In his book, Bread and Water, Wine and Oil, Fr. Meletios Webber, a red-bearded, jolly British Abbot, whom I had the privilege of hearing speak once, writes, “A mystery is an area where the human mind cannot go, and where the heart alone makes sense, not by ‘knowing,’ but by being. The Greek word mysterion leads you into a sense of ‘not-knowing’ or ‘not-understanding’ and leaves you there. All a person can do is gaze and wonder; there is nothing to solve” (italics, mine). The human heart needs space, rest, companionship, meaningful work. If you let it air out, it will be able to take some fresh breaths and lead you where you ought to be. It needs to speak first, or better, able to “be” before your whiny, demanding, rationalizing, truth-bending, figure-it-out mind does. Like that annoying kid that you always had in your class year after year who interrupted the teacher, or even now, has an opinion about everything, thinks they’re pretty awesome, no, really awesome, and you can tell, doesn’t care to listen.

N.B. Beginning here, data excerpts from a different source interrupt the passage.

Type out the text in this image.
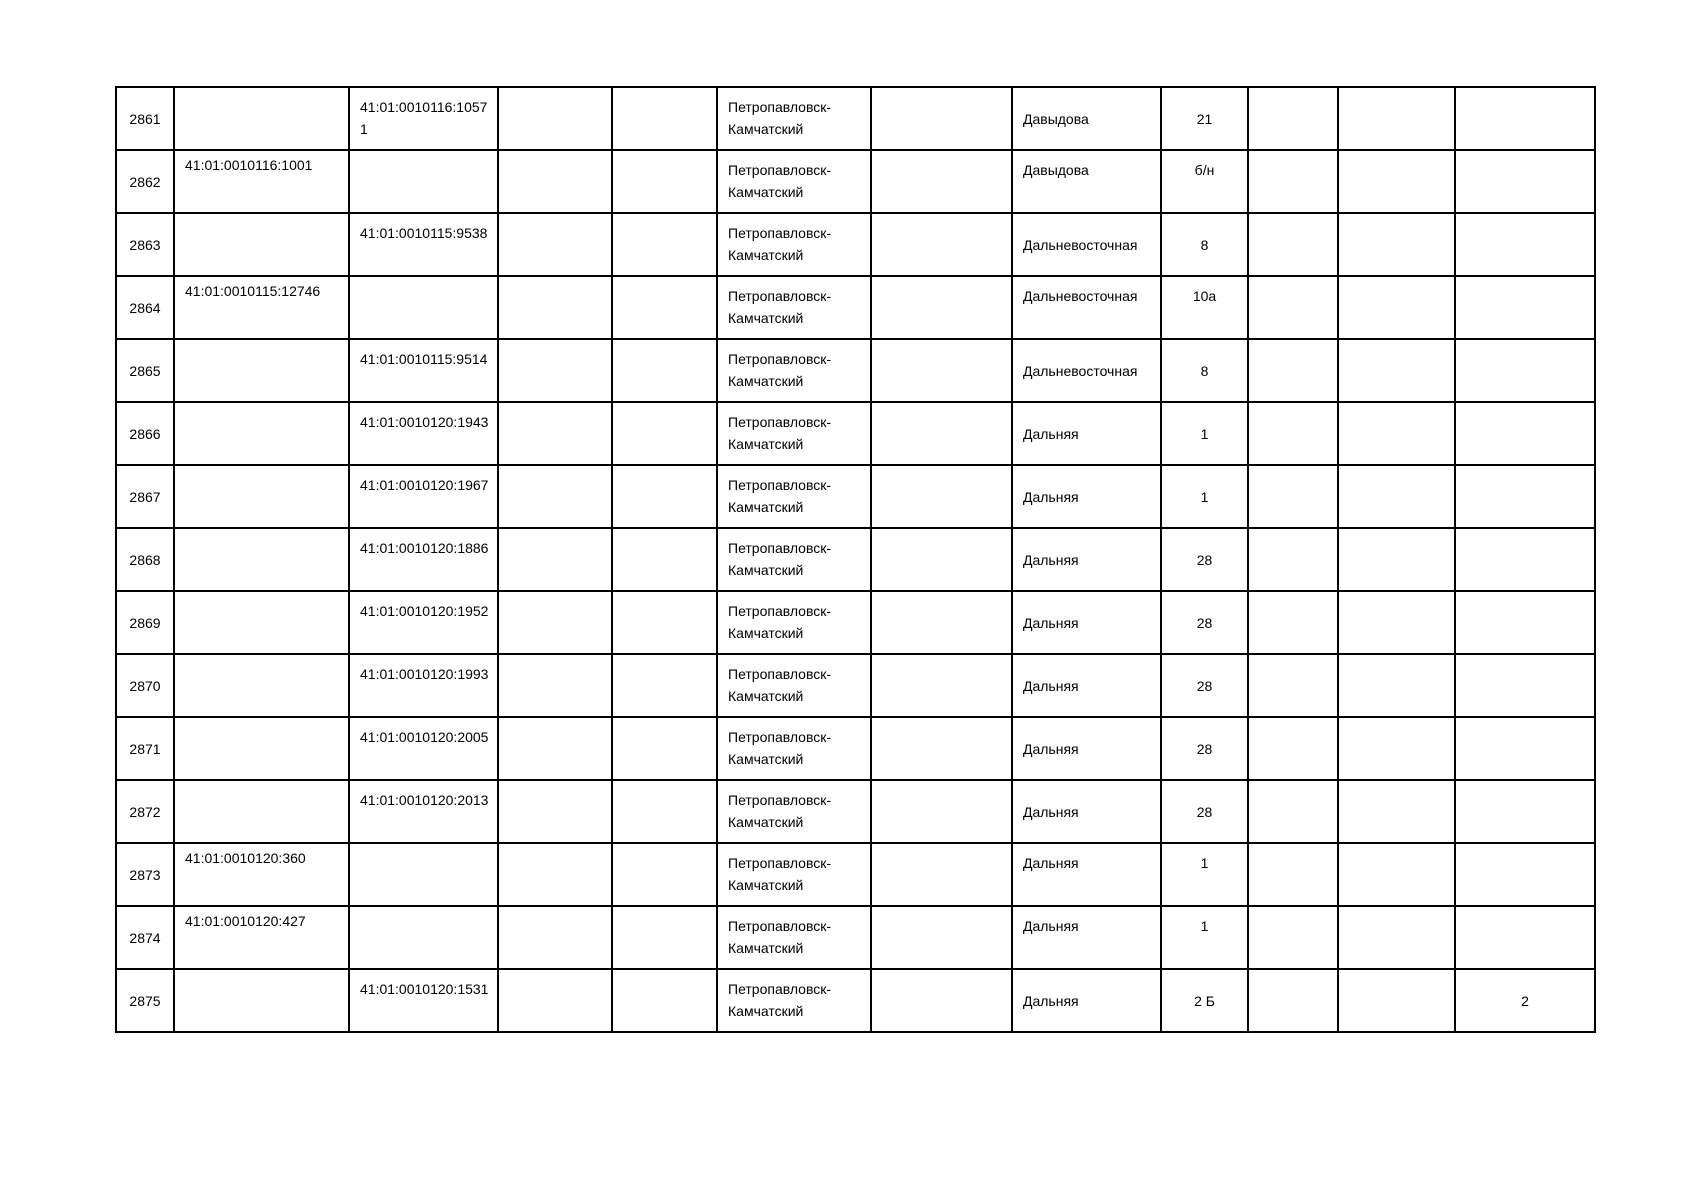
2861		41:01:0010116:10571			Петропавловск-Камчатский		Давыдова	21			
2862	41:01:0010116:1001				Петропавловск-Камчатский		Давыдова	б/н			
2863		41:01:0010115:9538			Петропавловск-Камчатский		Дальневосточная	8			
2864	41:01:0010115:12746				Петропавловск-Камчатский		Дальневосточная	10а			
2865		41:01:0010115:9514			Петропавловск-Камчатский		Дальневосточная	8			
2866		41:01:0010120:1943			Петропавловск-Камчатский		Дальняя	1			
2867		41:01:0010120:1967			Петропавловск-Камчатский		Дальняя	1			
2868		41:01:0010120:1886			Петропавловск-Камчатский		Дальняя	28			
2869		41:01:0010120:1952			Петропавловск-Камчатский		Дальняя	28			
2870		41:01:0010120:1993			Петропавловск-Камчатский		Дальняя	28			
2871		41:01:0010120:2005			Петропавловск-Камчатский		Дальняя	28			
2872		41:01:0010120:2013			Петропавловск-Камчатский		Дальняя	28			
2873	41:01:0010120:360				Петропавловск-Камчатский		Дальняя	1			
2874	41:01:0010120:427				Петропавловск-Камчатский		Дальняя	1			
2875		41:01:0010120:1531			Петропавловск-Камчатский		Дальняя	2 Б			2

Your heart — that itching feeling in your gut when something’s not quite right or IS, that truly rational (in the best sense) and passionate part of you, and your conscience, your inclination to be kind to yourself and others — and the spirit of the heart, or nous, is subtle, and (dare I say) like God, in that it will not go, it will not push where it is not asked. It will suggest, with the body for an example, but is subtle and will not force its way.
Try mediating, try breathing and closing your eyes for five minutes at a time. And women, we never thought there was an upside to our “time of the month?” Well, I think it’s our body’s natural way of prompting us to take a break every few weeks and rest.

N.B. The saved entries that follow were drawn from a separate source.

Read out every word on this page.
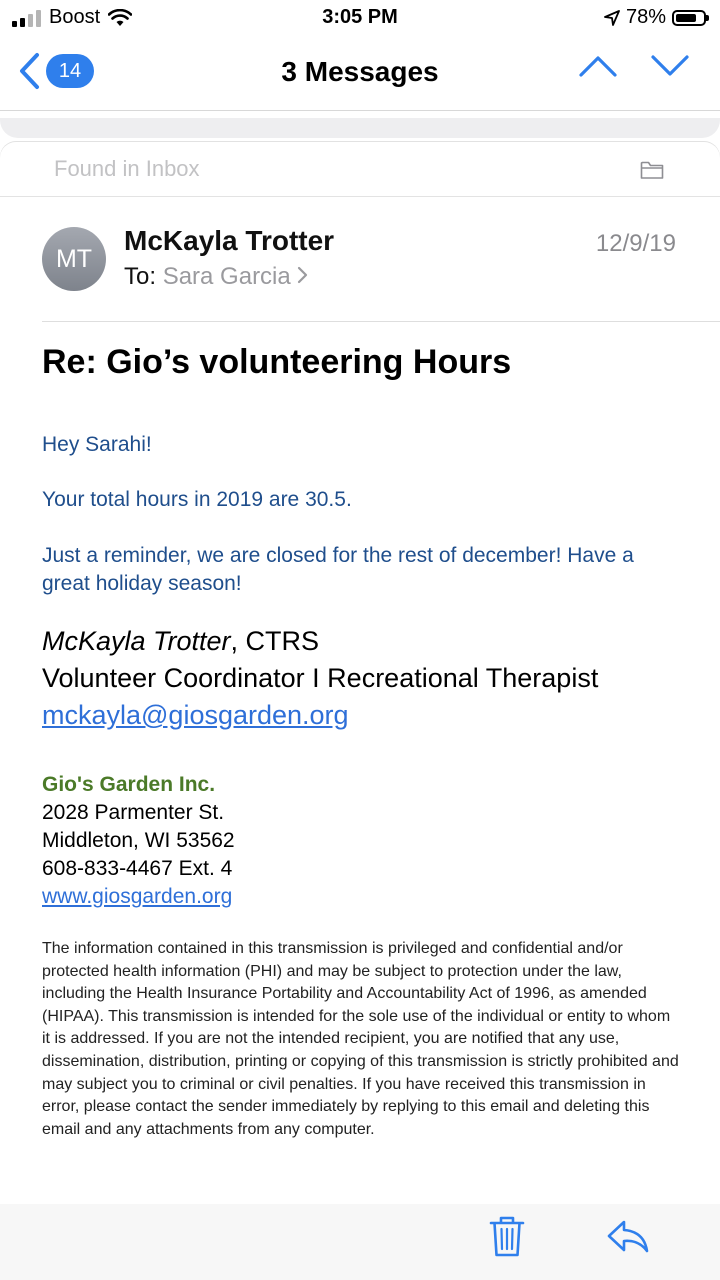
Boost	3:05 PM	78%
14	3 Messages
Found in Inbox
MT
McKayla Trotter
To: Sara Garcia
12/9/19
Re: Gio’s volunteering Hours

Hey Sarahi!

Your total hours in 2019 are 30.5.

Just a reminder, we are closed for the rest of december! Have a great holiday season!

McKayla Trotter, CTRS
Volunteer Coordinator I Recreational Therapist
mckayla@giosgarden.org
Gio's Garden Inc.
2028 Parmenter St.
Middleton, WI 53562
608-833-4467 Ext. 4
www.giosgarden.org

The information contained in this transmission is privileged and confidential and/or protected health information (PHI) and may be subject to protection under the law, including the Health Insurance Portability and Accountability Act of 1996, as amended (HIPAA). This transmission is intended for the sole use of the individual or entity to whom it is addressed. If you are not the intended recipient, you are notified that any use, dissemination, distribution, printing or copying of this transmission is strictly prohibited and may subject you to criminal or civil penalties. If you have received this transmission in error, please contact the sender immediately by replying to this email and deleting this email and any attachments from any computer.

This is one of my favorite ways to meditate: a video on Mindfulness, lead by Jon Kabat-Zinn: He does a great job of connecting the simple, involutary action of breathing to your overall consciousness.
This is not a call to be exclusively “navel-focused,” but plugging into your whole self — mind, body, heart — plants you on the ground, in a world filled with real things and real people. Well, into reality, startling and painful though it may often be. But we want what’s real, right?